I was reading through a site called
the Power of Moms. They have a weekly question and this week's one hit close to home for me. A woman wrote in saying that she was a stay at home mom while her husband was pursuing a graduate degree. She felt that he was passing her by intellectually and that she often felt uneducated while socializing at his work parties. They couldn't afford to have her go back to school and she didn't want to leave raising her child to another so she posed the question of how she could advance her learning while still raising her son?
image sourceI have often thought of this myself. After Aaron graduated from one of the top business schools in the country he passed his CPA exam and joined with one of the "Big 4" accounting firms. Now he is moving up the corporate ladder one day at a time and find myself looking further and further up the road to see his little form moving ahead. I don't want to be left behind. But I also acknowledge that I am where I am supposed to be right now (at home).

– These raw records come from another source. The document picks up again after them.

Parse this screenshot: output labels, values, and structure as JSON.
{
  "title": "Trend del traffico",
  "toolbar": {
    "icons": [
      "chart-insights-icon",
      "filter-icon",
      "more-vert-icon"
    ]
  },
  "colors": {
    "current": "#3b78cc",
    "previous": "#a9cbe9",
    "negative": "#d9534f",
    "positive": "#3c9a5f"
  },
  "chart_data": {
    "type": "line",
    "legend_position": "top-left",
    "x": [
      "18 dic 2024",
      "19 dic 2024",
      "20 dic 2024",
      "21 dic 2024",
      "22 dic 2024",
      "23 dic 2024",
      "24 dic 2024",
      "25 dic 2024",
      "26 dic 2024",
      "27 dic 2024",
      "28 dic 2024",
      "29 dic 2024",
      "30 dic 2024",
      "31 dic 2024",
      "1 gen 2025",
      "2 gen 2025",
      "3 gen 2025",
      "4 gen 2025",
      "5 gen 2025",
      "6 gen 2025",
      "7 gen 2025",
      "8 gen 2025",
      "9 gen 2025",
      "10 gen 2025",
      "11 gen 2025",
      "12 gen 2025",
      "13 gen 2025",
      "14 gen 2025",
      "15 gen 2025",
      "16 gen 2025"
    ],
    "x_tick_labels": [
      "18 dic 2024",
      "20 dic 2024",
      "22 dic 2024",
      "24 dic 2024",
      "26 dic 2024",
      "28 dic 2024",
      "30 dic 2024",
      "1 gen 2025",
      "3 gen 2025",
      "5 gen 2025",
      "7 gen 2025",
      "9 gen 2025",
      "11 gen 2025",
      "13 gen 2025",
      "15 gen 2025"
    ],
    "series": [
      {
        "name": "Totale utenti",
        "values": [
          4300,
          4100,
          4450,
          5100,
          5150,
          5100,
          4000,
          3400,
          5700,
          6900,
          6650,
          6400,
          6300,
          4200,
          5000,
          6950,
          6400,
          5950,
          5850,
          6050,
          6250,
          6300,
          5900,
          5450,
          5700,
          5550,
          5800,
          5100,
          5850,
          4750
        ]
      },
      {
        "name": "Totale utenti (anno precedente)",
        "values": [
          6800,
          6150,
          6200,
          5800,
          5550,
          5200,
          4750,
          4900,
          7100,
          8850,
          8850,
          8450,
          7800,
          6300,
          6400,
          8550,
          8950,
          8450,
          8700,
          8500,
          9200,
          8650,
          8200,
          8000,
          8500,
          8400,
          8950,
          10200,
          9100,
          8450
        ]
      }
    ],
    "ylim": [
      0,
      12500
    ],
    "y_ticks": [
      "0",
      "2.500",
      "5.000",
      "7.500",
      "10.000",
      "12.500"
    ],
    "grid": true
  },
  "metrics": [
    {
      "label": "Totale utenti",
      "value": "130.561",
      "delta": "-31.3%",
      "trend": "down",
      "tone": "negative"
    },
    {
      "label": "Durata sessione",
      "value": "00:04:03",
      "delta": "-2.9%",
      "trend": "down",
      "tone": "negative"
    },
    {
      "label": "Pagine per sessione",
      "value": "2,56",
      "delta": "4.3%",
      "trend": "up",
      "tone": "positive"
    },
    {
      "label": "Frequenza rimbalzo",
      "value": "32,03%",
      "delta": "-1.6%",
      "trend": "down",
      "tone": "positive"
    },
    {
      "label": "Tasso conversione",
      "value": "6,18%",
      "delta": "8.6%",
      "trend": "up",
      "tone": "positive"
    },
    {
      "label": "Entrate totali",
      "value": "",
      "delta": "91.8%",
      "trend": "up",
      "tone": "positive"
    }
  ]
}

At the wedding this weekend I found myself talking with friends and family of the bride and groom and after talking about my daughter, where we lived, the basics, I felt like that was all I had to offer. So we kept the conversation geared towards their work, their pursuit of another job, the pros and cons of what they do etc.. and I realized how sheltered I'd been lately with my local girlfriends where we talk all day long about our kids and running the household. Now, there is nothing wrong with that. But when it came time to talk with people who were walking differently through life I felt strangely behind and lacking in accomplishments.
The answers women posted provided many great ideas, some of which I've decided to implement myself:
1) Subscribe to monthly journals from the field you graduated in. Or, I could add, take up reading the local paper, the NYTimes or Wall Street Journal.
2) Take an evening class at a local community college once or twice a week.
3) Keep in mind that life won't be this way for long. Kids grow up!
4) Read more nonfiction as opposed to novels or 'beach reads'
5) Learn a new craft, skill or sport. It keeps your mind sharp and in the pattern of learning.
6) Take an online class (BYU offers free personal enrichment courses)
7) Take this time to learn from your children. You can learn a lot of things at this time in life that you couldn't otherwise in an institution like a university.
8) The book A Thomas Jefferson Education (
http://www.tjed.org/) learn education a traditional way.
9) Create a place to record the things you learn everyday. Such as journaling, scrapbooking or a notebook to write down things you learn. If you're in a book group, jot down notes to make your reading approach more analytic.
10) Motherhood is a career. Look up and find out ways you can be the best person for the job.
11). Find something you're interested in, gardening, another language, swimming, sewing etc. Take up a challenge. Research the heck out of it during your spare time through the internet, library, others in that field, a specific group that meets each month. When you've mastered it, move onto the next interest you have.
12) Make a list of the "classics" and read one novel at a time. (Aaron is actually doing this and I'm amazed the list of books he has read and will be reading)
13). Susan Wise Bauer's book The Well Educated Mind.
14). "Books with a goal". A woman had the GOAL of parent teaching gymnastics to children. Then she RESEARCHED 100's of books. EXPERIENCED taking her kids to local gymnastics classes to see what she liked and didn't like. READ online articles about child development, left brain, right brain development etc. All towards her aforementioned goal.
This Q & A session gave me so much insight into what I can also do while raising Toothless. Do you have any other ideas? Something you're working on now?
*disclaimer: this is in no way implying that motherhood is not "enough", that you have to be worldly to be accomplished or that Aaron is leaving me in the dust. It is simply a list of ideas suggested for one who feels the urge to broaden their intellect and capabilities while maintaining their primary duties be it in the home or at work.